While gripping, it was not true — and now the girl may lose her tickets after her mom acknowledged to contest organizers it was all a lie.
The sponsor of the contest was Club Libby Lu, a Chicago-based store that sells clothes, accessories and games intended for young girls.
The saga began Friday with company officials surprising the girl at a Club Libby Lu at a mall in suburban Garland, about 20 miles northeast of Dallas. The girl won a makeover that included a blonde Hannah Montana wig, as well as the grand prize: airfare for four to Albany, N.Y., and four tickets to the sold-out Hannah Montana concert on Jan. 9.
The mother had told company officials that the girl's father died April 17 in a roadside bombing in Iraq, company spokeswoman Robyn Caulfield said.

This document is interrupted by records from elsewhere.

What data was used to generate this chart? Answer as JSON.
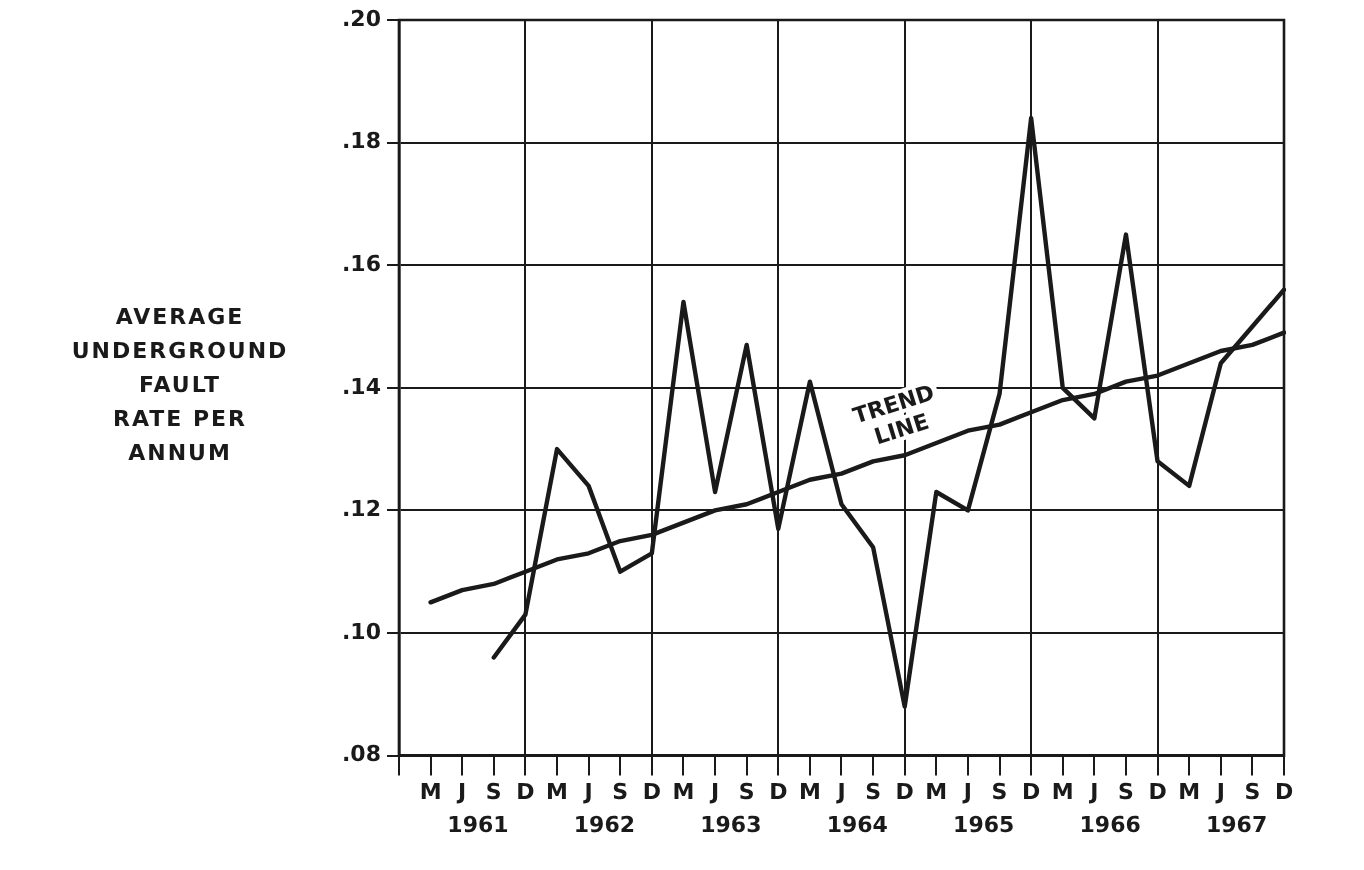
{
  "chart_data": {
    "type": "line",
    "ylabel": "AVERAGE\nUNDERGROUND\nFAULT\nRATE PER\nANNUM",
    "categories": [
      null,
      "M",
      "J",
      "S",
      "D",
      "M",
      "J",
      "S",
      "D",
      "M",
      "J",
      "S",
      "D",
      "M",
      "J",
      "S",
      "D",
      "M",
      "J",
      "S",
      "D",
      "M",
      "J",
      "S",
      "D",
      "M",
      "J",
      "S",
      "D"
    ],
    "series": [
      {
        "color": "#1a1a1a",
        "values": [
          null,
          null,
          null,
          0.096,
          0.103,
          0.13,
          0.124,
          0.11,
          0.113,
          0.154,
          0.123,
          0.147,
          0.117,
          0.141,
          0.121,
          0.114,
          0.088,
          0.123,
          0.12,
          0.139,
          0.184,
          0.14,
          0.135,
          0.165,
          0.128,
          0.124,
          0.144,
          0.15,
          0.156
        ]
      },
      {
        "name": "TREND LINE",
        "type": "line",
        "color": "#1a1a1a",
        "values": [
          null,
          0.105,
          0.107,
          0.108,
          0.11,
          0.112,
          0.113,
          0.115,
          0.116,
          0.118,
          0.12,
          0.121,
          0.123,
          0.125,
          0.126,
          0.128,
          0.129,
          0.131,
          0.133,
          0.134,
          0.136,
          0.138,
          0.139,
          0.141,
          0.142,
          0.144,
          0.146,
          0.147,
          0.149
        ]
      }
    ],
    "annotations": [
      "1961",
      "1962",
      "1963",
      "1964",
      "1965",
      "1966",
      "1967"
    ],
    "ylim": [
      0.08,
      0.2
    ],
    "yticks": [
      {
        "value": 0.08,
        "label": ".08"
      },
      {
        "value": 0.1,
        "label": ".10"
      },
      {
        "value": 0.12,
        "label": ".12"
      },
      {
        "value": 0.14,
        "label": ".14"
      },
      {
        "value": 0.16,
        "label": ".16"
      },
      {
        "value": 0.18,
        "label": ".18"
      },
      {
        "value": 0.2,
        "label": ".20"
      }
    ],
    "grid": true,
    "legend": false,
    "marker": "none",
    "line_style": "solid"
  }
}
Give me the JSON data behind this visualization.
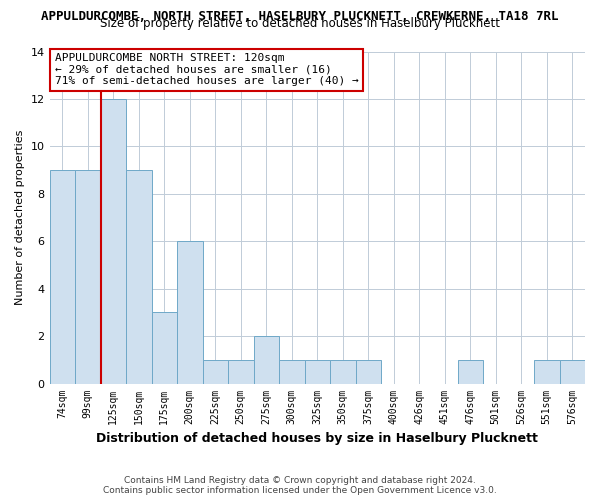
{
  "title_line1": "APPULDURCOMBE, NORTH STREET, HASELBURY PLUCKNETT, CREWKERNE, TA18 7RL",
  "title_line2": "Size of property relative to detached houses in Haselbury Plucknett",
  "xlabel": "Distribution of detached houses by size in Haselbury Plucknett",
  "ylabel": "Number of detached properties",
  "footer_line1": "Contains HM Land Registry data © Crown copyright and database right 2024.",
  "footer_line2": "Contains public sector information licensed under the Open Government Licence v3.0.",
  "bin_labels": [
    "74sqm",
    "99sqm",
    "125sqm",
    "150sqm",
    "175sqm",
    "200sqm",
    "225sqm",
    "250sqm",
    "275sqm",
    "300sqm",
    "325sqm",
    "350sqm",
    "375sqm",
    "400sqm",
    "426sqm",
    "451sqm",
    "476sqm",
    "501sqm",
    "526sqm",
    "551sqm",
    "576sqm"
  ],
  "bar_values": [
    9,
    9,
    12,
    9,
    3,
    6,
    1,
    1,
    2,
    1,
    1,
    1,
    1,
    0,
    0,
    0,
    1,
    0,
    0,
    1,
    1
  ],
  "bar_color": "#cfe0ef",
  "bar_edge_color": "#6fa8c8",
  "vline_x_index": 2,
  "vline_color": "#cc0000",
  "ylim": [
    0,
    14
  ],
  "yticks": [
    0,
    2,
    4,
    6,
    8,
    10,
    12,
    14
  ],
  "annotation_text_line1": "APPULDURCOMBE NORTH STREET: 120sqm",
  "annotation_text_line2": "← 29% of detached houses are smaller (16)",
  "annotation_text_line3": "71% of semi-detached houses are larger (40) →",
  "annotation_box_facecolor": "#ffffff",
  "annotation_box_edgecolor": "#cc0000",
  "bg_color": "#ffffff",
  "plot_bg_color": "#ffffff",
  "grid_color": "#c0ccd8",
  "title1_fontsize": 9,
  "title2_fontsize": 8.5,
  "xlabel_fontsize": 9,
  "ylabel_fontsize": 8
}
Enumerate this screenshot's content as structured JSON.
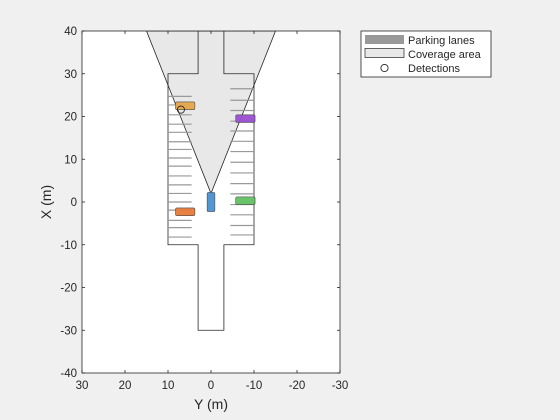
{
  "figure": {
    "background": "#f0f0f0"
  },
  "chart_data": {
    "type": "scatter",
    "title": "",
    "xlabel": "Y (m)",
    "ylabel": "X (m)",
    "xlim": [
      30,
      -30
    ],
    "ylim": [
      -40,
      40
    ],
    "x_reversed": true,
    "grid": false,
    "xticks": [
      30,
      20,
      10,
      0,
      -10,
      -20,
      -30
    ],
    "yticks": [
      40,
      30,
      20,
      10,
      0,
      -10,
      -20,
      -30,
      -40
    ],
    "legend": {
      "placement": "outside-top-right",
      "entries": [
        {
          "label": "Parking lanes",
          "swatch": "patch",
          "fill": "#999999"
        },
        {
          "label": "Coverage area",
          "swatch": "patch",
          "fill": "#e8e8e8"
        },
        {
          "label": "Detections",
          "swatch": "marker-circle",
          "fill": "none"
        }
      ]
    },
    "road_outline": [
      [
        10,
        -10
      ],
      [
        10,
        30
      ],
      [
        3,
        30
      ],
      [
        3,
        40
      ],
      [
        -3,
        40
      ],
      [
        -3,
        30
      ],
      [
        -10,
        30
      ],
      [
        -10,
        -10
      ],
      [
        -3,
        -10
      ],
      [
        -3,
        -30
      ],
      [
        3,
        -30
      ],
      [
        3,
        -10
      ]
    ],
    "coverage_area": {
      "apex": [
        0,
        2
      ],
      "left_edge": [
        15,
        40
      ],
      "right_edge": [
        -15,
        40
      ],
      "color": "#e8e8e8"
    },
    "parking_lines_left_x": [
      24.7,
      22.7,
      20.4,
      18.2,
      16.3,
      14.1,
      12.3,
      10.3,
      8.4,
      6.1,
      4.0,
      2.0,
      0.0,
      -1.9,
      -4.3,
      -6.0,
      -8.2
    ],
    "parking_lines_right_x": [
      26.5,
      23.8,
      21.4,
      18.9,
      16.6,
      14.2,
      11.8,
      9.3,
      6.8,
      4.3,
      1.9,
      -0.6,
      -3.0,
      -5.5,
      -7.7
    ],
    "parking_line_color": "#999999",
    "ego_vehicle": {
      "y": 0,
      "x": 0,
      "length": 4.5,
      "width": 1.8,
      "color": "#4a90d0"
    },
    "vehicles": [
      {
        "y": 6,
        "x": 22.5,
        "length": 4.5,
        "width": 1.8,
        "color": "#e6a74a"
      },
      {
        "y": -8,
        "x": 19.5,
        "length": 4.5,
        "width": 1.8,
        "color": "#9a4fd0"
      },
      {
        "y": -8,
        "x": 0.3,
        "length": 4.5,
        "width": 1.8,
        "color": "#62bf62"
      },
      {
        "y": 6,
        "x": -2.3,
        "length": 4.5,
        "width": 1.8,
        "color": "#e77a3a"
      }
    ],
    "detections": [
      {
        "y": 7,
        "x": 21.6
      }
    ]
  }
}
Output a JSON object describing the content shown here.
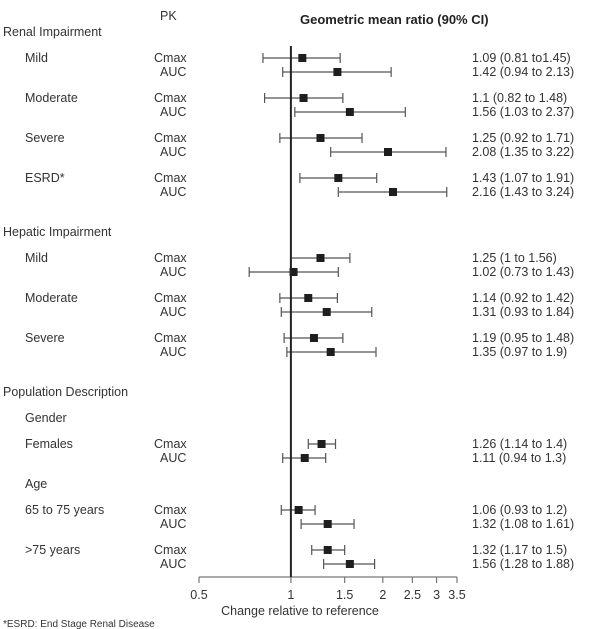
{
  "chart_data": {
    "type": "forest",
    "title": "Geometric mean ratio (90% CI)",
    "pk_header": "PK",
    "xlabel": "Change relative to reference",
    "x_scale": "log",
    "xlim": [
      0.5,
      3.5
    ],
    "reference_line": 1,
    "xticks": [
      0.5,
      1,
      1.5,
      2,
      2.5,
      3,
      3.5
    ],
    "xtick_labels": [
      "0.5",
      "1",
      "1.5",
      "2",
      "2.5",
      "3",
      "3.5"
    ],
    "footnote": "*ESRD: End Stage Renal Disease",
    "rows": [
      {
        "kind": "section",
        "label": "Renal Impairment"
      },
      {
        "kind": "subgroup",
        "label": "Mild",
        "pk": "Cmax",
        "est": 1.09,
        "lo": 0.81,
        "hi": 1.45,
        "text": "1.09 (0.81 to1.45)"
      },
      {
        "kind": "cont",
        "pk": "AUC",
        "est": 1.42,
        "lo": 0.94,
        "hi": 2.13,
        "text": "1.42 (0.94 to 2.13)"
      },
      {
        "kind": "subgroup",
        "label": "Moderate",
        "pk": "Cmax",
        "est": 1.1,
        "lo": 0.82,
        "hi": 1.48,
        "text": "1.1 (0.82 to 1.48)"
      },
      {
        "kind": "cont",
        "pk": "AUC",
        "est": 1.56,
        "lo": 1.03,
        "hi": 2.37,
        "text": "1.56 (1.03 to 2.37)"
      },
      {
        "kind": "subgroup",
        "label": "Severe",
        "pk": "Cmax",
        "est": 1.25,
        "lo": 0.92,
        "hi": 1.71,
        "text": "1.25 (0.92 to 1.71)"
      },
      {
        "kind": "cont",
        "pk": "AUC",
        "est": 2.08,
        "lo": 1.35,
        "hi": 3.22,
        "text": "2.08 (1.35 to 3.22)"
      },
      {
        "kind": "subgroup",
        "label": "ESRD*",
        "pk": "Cmax",
        "est": 1.43,
        "lo": 1.07,
        "hi": 1.91,
        "text": "1.43 (1.07 to 1.91)"
      },
      {
        "kind": "cont",
        "pk": "AUC",
        "est": 2.16,
        "lo": 1.43,
        "hi": 3.24,
        "text": "2.16 (1.43 to 3.24)"
      },
      {
        "kind": "section",
        "label": "Hepatic Impairment"
      },
      {
        "kind": "subgroup",
        "label": "Mild",
        "pk": "Cmax",
        "est": 1.25,
        "lo": 1.0,
        "hi": 1.56,
        "text": "1.25 (1 to 1.56)"
      },
      {
        "kind": "cont",
        "pk": "AUC",
        "est": 1.02,
        "lo": 0.73,
        "hi": 1.43,
        "text": "1.02 (0.73 to 1.43)"
      },
      {
        "kind": "subgroup",
        "label": "Moderate",
        "pk": "Cmax",
        "est": 1.14,
        "lo": 0.92,
        "hi": 1.42,
        "text": "1.14 (0.92 to 1.42)"
      },
      {
        "kind": "cont",
        "pk": "AUC",
        "est": 1.31,
        "lo": 0.93,
        "hi": 1.84,
        "text": "1.31 (0.93 to 1.84)"
      },
      {
        "kind": "subgroup",
        "label": "Severe",
        "pk": "Cmax",
        "est": 1.19,
        "lo": 0.95,
        "hi": 1.48,
        "text": "1.19 (0.95 to 1.48)"
      },
      {
        "kind": "cont",
        "pk": "AUC",
        "est": 1.35,
        "lo": 0.97,
        "hi": 1.9,
        "text": "1.35 (0.97 to 1.9)"
      },
      {
        "kind": "section",
        "label": "Population Description"
      },
      {
        "kind": "subsection",
        "label": "Gender"
      },
      {
        "kind": "subgroup",
        "label": "Females",
        "pk": "Cmax",
        "est": 1.26,
        "lo": 1.14,
        "hi": 1.4,
        "text": "1.26 (1.14 to 1.4)"
      },
      {
        "kind": "cont",
        "pk": "AUC",
        "est": 1.11,
        "lo": 0.94,
        "hi": 1.3,
        "text": "1.11 (0.94 to 1.3)"
      },
      {
        "kind": "subsection",
        "label": "Age"
      },
      {
        "kind": "subgroup",
        "label": "65 to 75 years",
        "pk": "Cmax",
        "est": 1.06,
        "lo": 0.93,
        "hi": 1.2,
        "text": "1.06 (0.93 to 1.2)"
      },
      {
        "kind": "cont",
        "pk": "AUC",
        "est": 1.32,
        "lo": 1.08,
        "hi": 1.61,
        "text": "1.32 (1.08 to 1.61)"
      },
      {
        "kind": "subgroup",
        "label": ">75 years",
        "pk": "Cmax",
        "est": 1.32,
        "lo": 1.17,
        "hi": 1.5,
        "text": "1.32 (1.17 to 1.5)"
      },
      {
        "kind": "cont",
        "pk": "AUC",
        "est": 1.56,
        "lo": 1.28,
        "hi": 1.88,
        "text": "1.56 (1.28 to 1.88)"
      }
    ]
  }
}
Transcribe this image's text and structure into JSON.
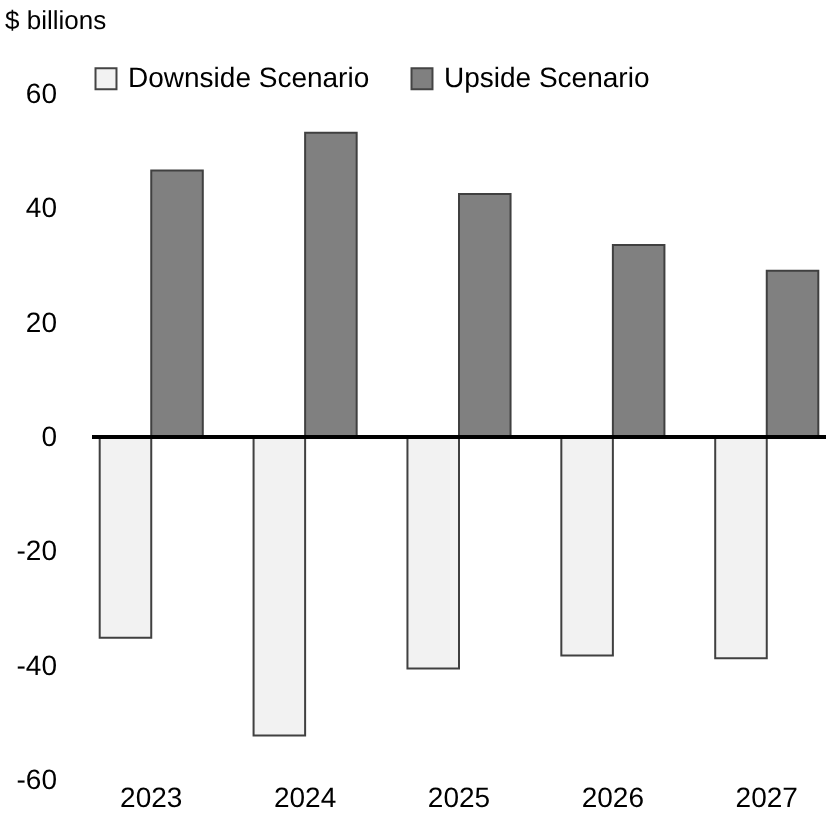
{
  "chart_data": {
    "type": "bar",
    "ylabel": "$ billions",
    "categories": [
      "2023",
      "2024",
      "2025",
      "2026",
      "2027"
    ],
    "series": [
      {
        "name": "Downside Scenario",
        "color": "#f2f2f2",
        "values": [
          -35.1,
          -52.2,
          -40.5,
          -38.2,
          -38.7
        ]
      },
      {
        "name": "Upside Scenario",
        "color": "#808080",
        "values": [
          46.6,
          53.2,
          42.5,
          33.6,
          29.1
        ]
      }
    ],
    "ylim": [
      -60,
      60
    ],
    "yticks": [
      -60,
      -40,
      -20,
      0,
      20,
      40,
      60
    ],
    "grid": false,
    "legend": "top",
    "ref_lines": [
      {
        "axis": "y",
        "value": 0,
        "color": "#000000"
      }
    ]
  }
}
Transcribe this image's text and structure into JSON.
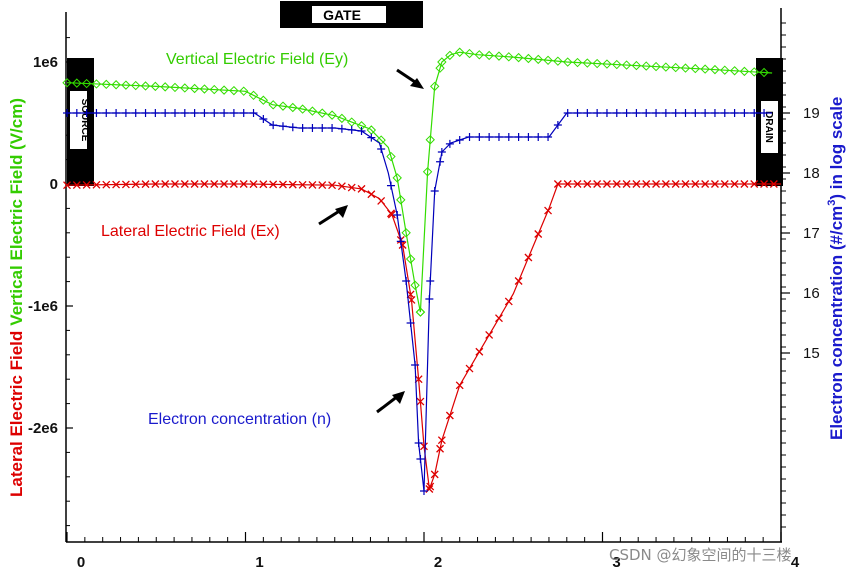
{
  "chart_data": {
    "type": "line",
    "x_ticks": [
      "0",
      "1",
      "2",
      "3",
      "4"
    ],
    "x_values": [
      0,
      1,
      2,
      3,
      4
    ],
    "xlim": [
      0,
      4
    ],
    "left_axis": {
      "ylabel_red": "Lateral Electric Field",
      "ylabel_green": "Vertical Electric Field (V/cm)",
      "tick_labels": [
        "1e6",
        "0",
        "-1e6",
        "-2e6"
      ],
      "tick_values": [
        1000000,
        0,
        -1000000,
        -2000000
      ],
      "ylim": [
        -2800000,
        1400000
      ]
    },
    "right_axis": {
      "ylabel_main": "Electron concentration (#/cm",
      "ylabel_sup": "3",
      "ylabel_tail": ") in log scale",
      "tick_labels": [
        "19",
        "18",
        "17",
        "16",
        "15"
      ],
      "tick_values": [
        19,
        18,
        17,
        16,
        15
      ]
    },
    "boxes": {
      "gate": "GATE",
      "source": "SOURCE",
      "drain": "DRAIN"
    },
    "annotations": {
      "ey": "Vertical Electric Field (Ey)",
      "ex": "Lateral Electric Field (Ex)",
      "n": "Electron concentration (n)"
    },
    "series": [
      {
        "name": "Vertical Electric Field (Ey)",
        "color": "#33dd00",
        "marker": "diamond",
        "x": [
          0,
          0.5,
          1.0,
          1.15,
          1.3,
          1.5,
          1.7,
          1.8,
          1.85,
          1.9,
          1.95,
          1.98,
          2.02,
          2.06,
          2.1,
          2.15,
          2.2,
          2.3,
          2.5,
          2.8,
          3.2,
          3.6,
          3.95
        ],
        "y": [
          830000,
          800000,
          760000,
          650000,
          620000,
          560000,
          450000,
          300000,
          50000,
          -400000,
          -830000,
          -1050000,
          100000,
          800000,
          1000000,
          1060000,
          1080000,
          1060000,
          1040000,
          1000000,
          970000,
          940000,
          910000
        ]
      },
      {
        "name": "Lateral Electric Field (Ex)",
        "color": "#dd0000",
        "marker": "x",
        "x": [
          0,
          0.5,
          1.0,
          1.5,
          1.65,
          1.75,
          1.82,
          1.88,
          1.93,
          1.97,
          2.0,
          2.03,
          2.06,
          2.1,
          2.2,
          2.3,
          2.4,
          2.5,
          2.6,
          2.7,
          2.75,
          3.0,
          3.5,
          4.0
        ],
        "y": [
          -10000,
          0,
          0,
          -10000,
          -40000,
          -120000,
          -250000,
          -500000,
          -950000,
          -1600000,
          -2150000,
          -2500000,
          -2380000,
          -2100000,
          -1650000,
          -1400000,
          -1150000,
          -900000,
          -550000,
          -200000,
          0,
          0,
          0,
          0
        ]
      },
      {
        "name": "Electron concentration (n)",
        "color": "#0000bb",
        "marker": "plus",
        "x": [
          0,
          0.5,
          1.05,
          1.15,
          1.3,
          1.5,
          1.65,
          1.75,
          1.8,
          1.85,
          1.9,
          1.95,
          1.97,
          2.0,
          2.03,
          2.06,
          2.1,
          2.15,
          2.25,
          2.5,
          2.7,
          2.8,
          3.2,
          3.6,
          3.95
        ],
        "y": [
          19.0,
          19.0,
          19.0,
          18.8,
          18.75,
          18.75,
          18.7,
          18.5,
          18.0,
          17.3,
          16.2,
          14.8,
          13.5,
          12.7,
          15.9,
          17.7,
          18.35,
          18.5,
          18.6,
          18.6,
          18.6,
          19.0,
          19.0,
          19.0,
          19.0
        ]
      }
    ],
    "watermark": "CSDN @幻象空间的十三楼"
  }
}
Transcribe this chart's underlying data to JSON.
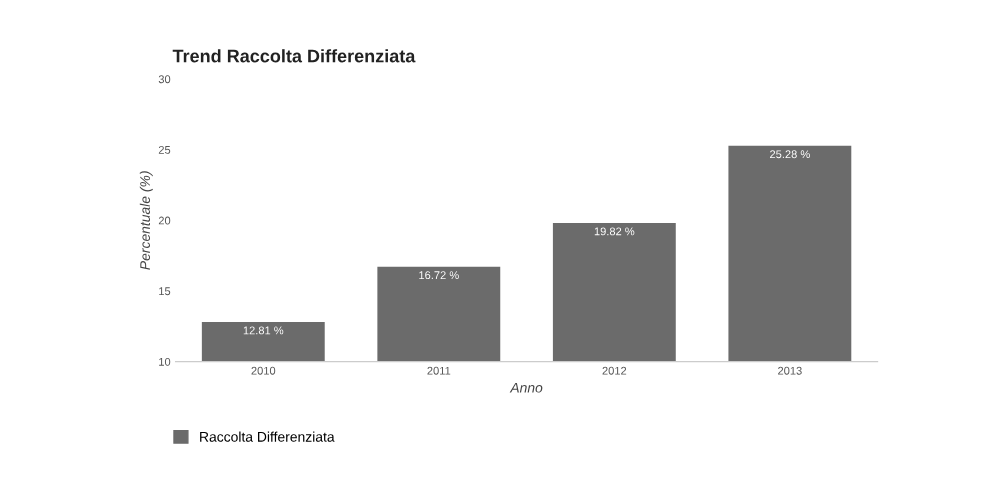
{
  "chart_data": {
    "type": "bar",
    "title": "Trend Raccolta Differenziata",
    "xlabel": "Anno",
    "ylabel": "Percentuale (%)",
    "categories": [
      "2010",
      "2011",
      "2012",
      "2013"
    ],
    "series": [
      {
        "name": "Raccolta Differenziata",
        "color": "#6b6b6b",
        "values": [
          12.81,
          16.72,
          19.82,
          25.28
        ]
      }
    ],
    "value_labels": [
      "12.81 %",
      "16.72 %",
      "19.82 %",
      "25.28 %"
    ],
    "ylim": [
      10,
      30
    ],
    "yticks": [
      10,
      15,
      20,
      25,
      30
    ],
    "legend": "bottom left"
  }
}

"We did the essay and that's what we did to win," Priscilla Ceballos, the mother, said in an interview with Dallas TV station KDFW. "We did whatever we could do to win."She had identified the soldier as Sgt. Jonathon Menjivar, but the Department of Defense has no record of anyone with that name dying in Iraq. Caulfield said the mother has admitted to the deception.
"We regret that the original intent of the contest, which was to make a little girl's holiday extra special, has not been realized in the way we anticipated," said Mary Drolet, the CEO of Club Libby Lu.
Drolet said the company is reviewing the matter, and is considering taking away the girl's tickets.
Considering? That should have already been done. If they allow this girl to benefit from her obvious deception all they are doing is telling kids everywhere that it's okay to lie as long as you get what you want. Is that really the message that Club Libby Lu wants to promote?